Event Abstract

Towards Self-organized Online Extraction of Invariances Using a Hierarchy of Multiple-timescale Reservoirs

  • 1 Graduate School of Engineering, Osaka University, Department of Adaptive Machine Systems, Japan
  • 2 JST ERATO Asada Project, Japan

Abstract
Real-world processes often generate data that have regularities on many different timescales. A robot operating in such an environment can benefit from extracting these regularities in order to build models for prediction of future events, and for decision making. A number of methods exist which enable this kind of feature extraction, but they are usually computationally very expensive, prohibiting their use in an online learning setting. We present an approach based on a hierarchy of reservoir networks with different timescales and argue that this setup is well suited to detect regularities and invariances in the sensory stream of a humanoid robot. In line with ideas from reservoir computing, many connections of the hierarchy are randomly initialized and remain fixed; only a few connections are trained by unsupervised, local learning rules. Training for the prediction of future sensory data is done by a recursive least squares method enabling efficient online learning. Preliminary results using synthetic data are presented, and future issues are outlined.

I. INTRODUCTION
Sensory data generated from real-world processes is often hierarchical and has structure on multiple timescales. The brain reflects this hierarchical organization in its anatomy, and also shows activity on a multitude of timescales [1]. Robots operating in real-world environments would benefit from a similar mechanism in order to extract useful patterns from their sensor stream for planning and decision making. Several methods exist to detect hierarchical spatiotemporal patterns in sensor data including Hidden Markov Models, Slow Feature Analysis (SFA) [2], and Recurrent Neural Networks (RNNs) (e.g. [3]). However, their suitability to continuous online learning is usually limited by their large computational cost. We propose an approach based on a hierarchy of multiple-timescale reservoir networks which are a special class of RNNs. Reservoir Computing (RC) approaches ([4], [5], [6] for a review, see [7]) have introduced important insights for simplified yet powerful algorithms. Briefly stated, the key concepts in RC are (a) to use a fixed random hidden and input layer connectivity and only train output connections, and (b) criteria for stability of the network. Similar to the ideas in RC, we fix a large number of connections in our three-layered network architecture, and only train some of the connections by local, unsupervised methods.

II. BACKGROUND
A. Related Work
The work most closely related to our proposed architecture is Yamashita and Tani’s hierarchical multiple-timescale recurrent neural network [3]. In fact, this architecture serves as the base for our investigations. An important difference in our work is that we do not employ any global learning rules based on back propagation of errors, but instead use local learning rules. These include homeostatic adaptation of the neurons’ transfer function based on intrinsic plasticity (IP) [8], [9], an STDP-like mechanism, and synaptic normalization, as investigated in [10], [11] and [12].

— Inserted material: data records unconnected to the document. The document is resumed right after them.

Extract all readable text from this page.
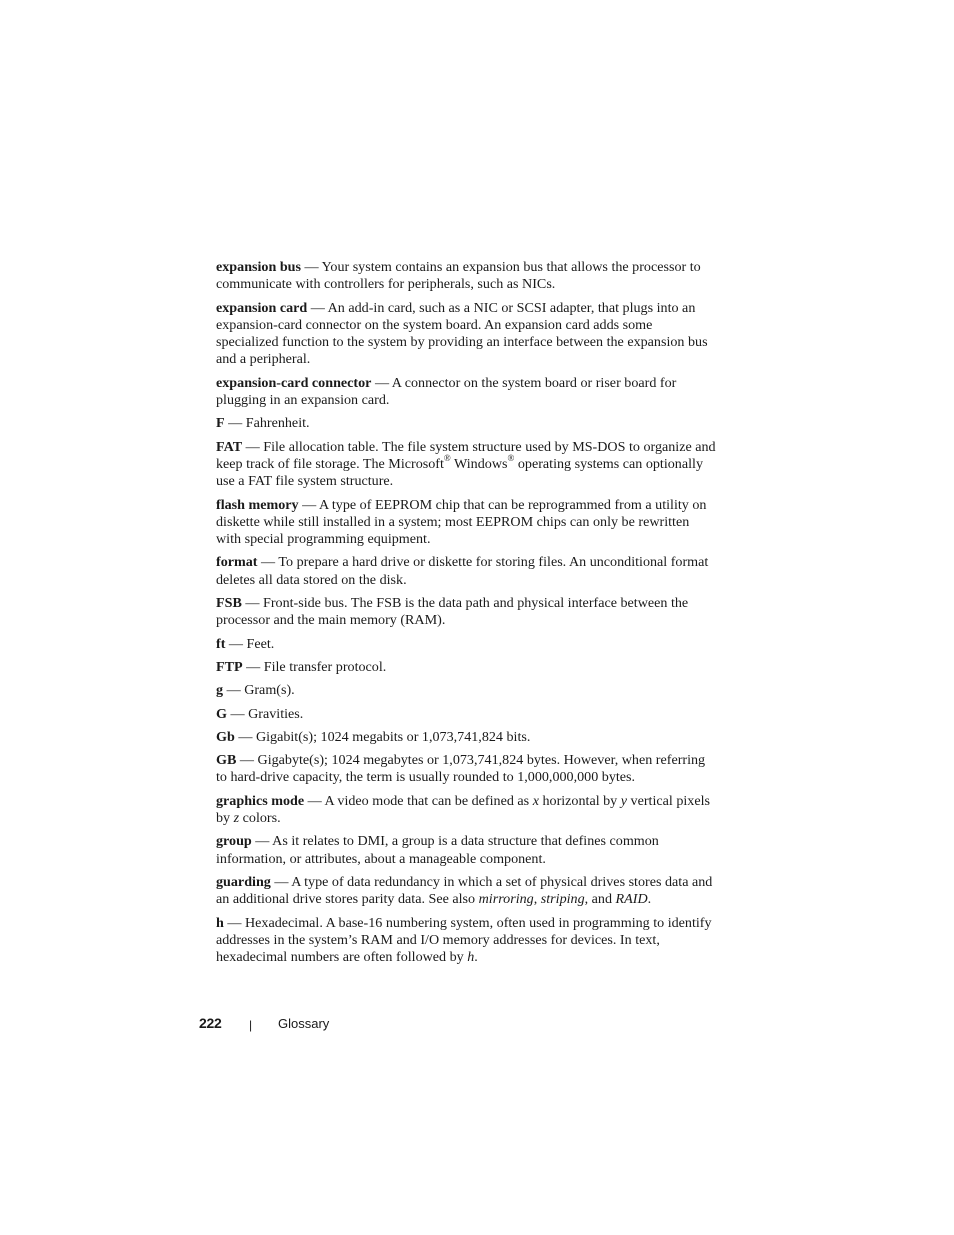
expansion bus — Your system contains an expansion bus that allows the processor to communicate with controllers for peripherals, such as NICs.

expansion card — An add-in card, such as a NIC or SCSI adapter, that plugs into an expansion-card connector on the system board. An expansion card adds some specialized function to the system by providing an interface between the expansion bus and a peripheral.

expansion-card connector — A connector on the system board or riser board for plugging in an expansion card.

F — Fahrenheit.

FAT — File allocation table. The file system structure used by MS-DOS to organize and keep track of file storage. The Microsoft® Windows® operating systems can optionally use a FAT file system structure.

flash memory — A type of EEPROM chip that can be reprogrammed from a utility on diskette while still installed in a system; most EEPROM chips can only be rewritten with special programming equipment.

format — To prepare a hard drive or diskette for storing files. An unconditional format deletes all data stored on the disk.

FSB — Front-side bus. The FSB is the data path and physical interface between the processor and the main memory (RAM).

ft — Feet.

FTP — File transfer protocol.

g — Gram(s).

G — Gravities.

Gb — Gigabit(s); 1024 megabits or 1,073,741,824 bits.

GB — Gigabyte(s); 1024 megabytes or 1,073,741,824 bytes. However, when referring to hard-drive capacity, the term is usually rounded to 1,000,000,000 bytes.

graphics mode — A video mode that can be defined as x horizontal by y vertical pixels by z colors.

group — As it relates to DMI, a group is a data structure that defines common information, or attributes, about a manageable component.

guarding — A type of data redundancy in which a set of physical drives stores data and an additional drive stores parity data. See also mirroring, striping, and RAID.

h — Hexadecimal. A base-16 numbering system, often used in programming to identify addresses in the system’s RAM and I/O memory addresses for devices. In text, hexadecimal numbers are often followed by h.

222 | Glossary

III. PRELIMINARY EXPERIMENTS AND RESULTS
Following the work in [3], we use a 3-layered architecture in our network setup, as shown in Fig.1a. The number of neurons was 10 in the bottom layer, 6 in the middle, and 2 in the top layer. We used a leaky-integrator model for our neurons with time constant τi for neurons in layer i. The neuron activations x(i), and corresponding neuron outputs y(i) are updated according to
x(i)(t) = (1 − 1/τi)x(i)(t − 1) + 1/τi(W(i)y(i)(t − 1) + Win(i)u(t)); y(i)(t) = 1/(1 + exp(−x(i)(t)))
where W(i) is the matrix of recurrent connection weights in layer i, Win(i) is the matrix of input-to-hidden unit connections for layer i, and u is the vector of inputs going into the bottom layer. The layers are successively fully connected, i.e. all neurons in layer 1 are connected to all neurons in layer 2, and all neurons in layer 2 are connected to all neurons in layer 3. Neurons of layers 1 and 3 are not connected to each other. All input and output connection weights are initialized uniformly random between [−0.1,0.1], and recurrent connections within a layer (reservoir connections) between [−1.0,1.0]. Spectral radii for the reservoirs were initially scaled to 0.3, 0.6, and 0.9 for layers 1, 2, and 3, respectively. Output weights of layer 1 are trained with the Recursive Least Squares algorithm to predict the input at the next time step. Connections between layers 1 and 2 (matrix Win(2)) and between layers 2 and 3 (matrix Win(3)) were trained with a STDP-like learning rule in order to capture correlations in neural activity between those layers. Synaptic normalization and Intrinsic plasticity adaptation were also used for neurons in layers 2 and 3 to keep weights from growing too large and to keep the firing activity of neurons in a desired range, respectively.
The experiments we performed are very preliminary and the results mainly serve to illustrate the overall workings of the architecture. We trained the network hierarchy as described above to predict the input at the next time step for the signal (cf. [2]) u1(t) = sin(t) + cos2(11t), u2 = cos(11t), t ∈ [0, 2π], exhibiting a slower and a faster timescale (see Fig. 1b). As shown in Figures 1c and 1d, the network dynamics after learning reflect these time scales in their activations. Prediction performance for this – very easy – task, achieved a normalized root mean squared error of 0.00329.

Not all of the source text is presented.